Background: The treatment strategy for patients with newly diagnosed metastatic hormone naïve prostate cancer (mHNPC) has changed in recent years. Thus, an accurate assessment of prognosis is critical. Conditional net survival provides the more appropriate method of estimating survival from cancer. The purpose of this study was to identify predictive factors associated with conditional net survival in patients with mHNPC initially treated with androgen deprivation therapy (ADT). Methods: The medical records of 605 consecutive patients with mHNPC who initially received ADT were retrospectively reviewed. The Pohar Perme estimator was used to calculate conditional net cancer-specific survival (CSS) and overall survival (OS) for up to five years subsequent to the diagnosis. Using multiple imputation, proportional hazard ratios for conditional CSS and OS were calculated with adjusted Cox regression models. Results: During follow-up (median, 2.95 years), 208 patients died, 169 from progressive prostate cancer. At baseline, the 5-year CSS and OS rates were 65.5% and 58.2%, respectively. The overall conditional 5-yearnet OS rate at baseline was 0.582, and the overall conditional 5-year net OS rates for patients who survived for1, 2, 3, 4, and 5 years were 0.566 (−0.16), 0.615 (+3.3), 0.550 (−0.32), 0.702 (+1.2), and 0.811 (+2.29), respectively. Conditional 5-year net CSS and OS survival gradually increased for all the patients. In patients given a 5-year survivorship, the conditional 5-year net CSS and OS rates improved to 0.906 and 0.811, respectively. Only the extent of disease score (EOD) ≥2 remained a prognostic factor for CSS and OS up to 5 years; as survival time increased, other variables were no longer independent prognostic factors.
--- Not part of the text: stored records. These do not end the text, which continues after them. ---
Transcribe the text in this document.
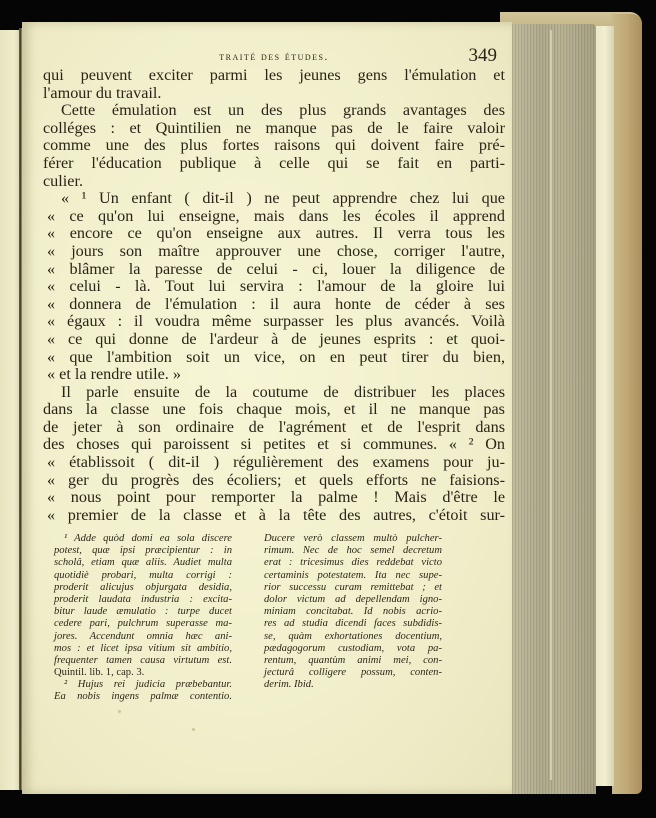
traité des études.	349
qui peuvent exciter parmi les jeunes gens l'émulation et
l'amour du travail.
Cette émulation est un des plus grands avantages des
colléges : et Quintilien ne manque pas de le faire valoir
comme une des plus fortes raisons qui doivent faire pré-
férer l'éducation publique à celle qui se fait en parti-
culier.
« ¹ Un enfant ( dit-il ) ne peut apprendre chez lui que
« ce qu'on lui enseigne, mais dans les écoles il apprend
« encore ce qu'on enseigne aux autres. Il verra tous les
« jours son maître approuver une chose, corriger l'autre,
« blâmer la paresse de celui - ci, louer la diligence de
« celui - là. Tout lui servira : l'amour de la gloire lui
« donnera de l'émulation : il aura honte de céder à ses
« égaux : il voudra même surpasser les plus avancés. Voilà
« ce qui donne de l'ardeur à de jeunes esprits : et quoi-
« que l'ambition soit un vice, on en peut tirer du bien,
« et la rendre utile. »
Il parle ensuite de la coutume de distribuer les places
dans la classe une fois chaque mois, et il ne manque pas
de jeter à son ordinaire de l'agrément et de l'esprit dans
des choses qui paroissent si petites et si communes. « ² On
« établissoit ( dit-il ) régulièrement des examens pour ju-
« ger du progrès des écoliers; et quels efforts ne faisions-
« nous point pour remporter la palme ! Mais d'être le
« premier de la classe et à la tête des autres, c'étoit sur-
¹ Adde quòd domi ea sola discere
potest, quæ ipsi præcipientur : in
scholâ, etiam quæ aliis. Audiet multa
quotidiè probari, multa corrigi :
proderit alicujus objurgata desidia,
proderit laudata industria : excita-
bitur laude æmulatio : turpe ducet
cedere pari, pulchrum superasse ma-
jores. Accendunt omnia hæc ani-
mos : et licet ipsa vitium sit ambitio,
frequenter tamen causa virtutum est.
Quintil. lib. 1, cap. 3.
² Hujus rei judicia præbebantur.
Ea nobis ingens palmæ contentio.
Ducere verò classem multò pulcher-
rimum. Nec de hoc semel decretum
erat : tricesimus dies reddebat victo
certaminis potestatem. Ita nec supe-
rior successu curam remittebat ; et
dolor victum ad depellendam igno-
miniam concitabat. Id nobis acrio-
res ad studia dicendi faces subdidis-
se, quàm exhortationes docentium,
pædagogorum custodiam, vota pa-
rentum, quantùm animi mei, con-
jecturâ colligere possum, conten-
derim. Ibid.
Conclusions: The conditional 5-year net CSS and OS in patients with mHNPC gradually increased; thus, the risk of mortality decreased with increasing survival. The patient’s risk profile changed over time. EOD remained an independent prognostic factor for CSS and OS after 5-year follow-up. Conditional net survival can play a role in clinical decision-making, providing intriguing information for cancer survivors.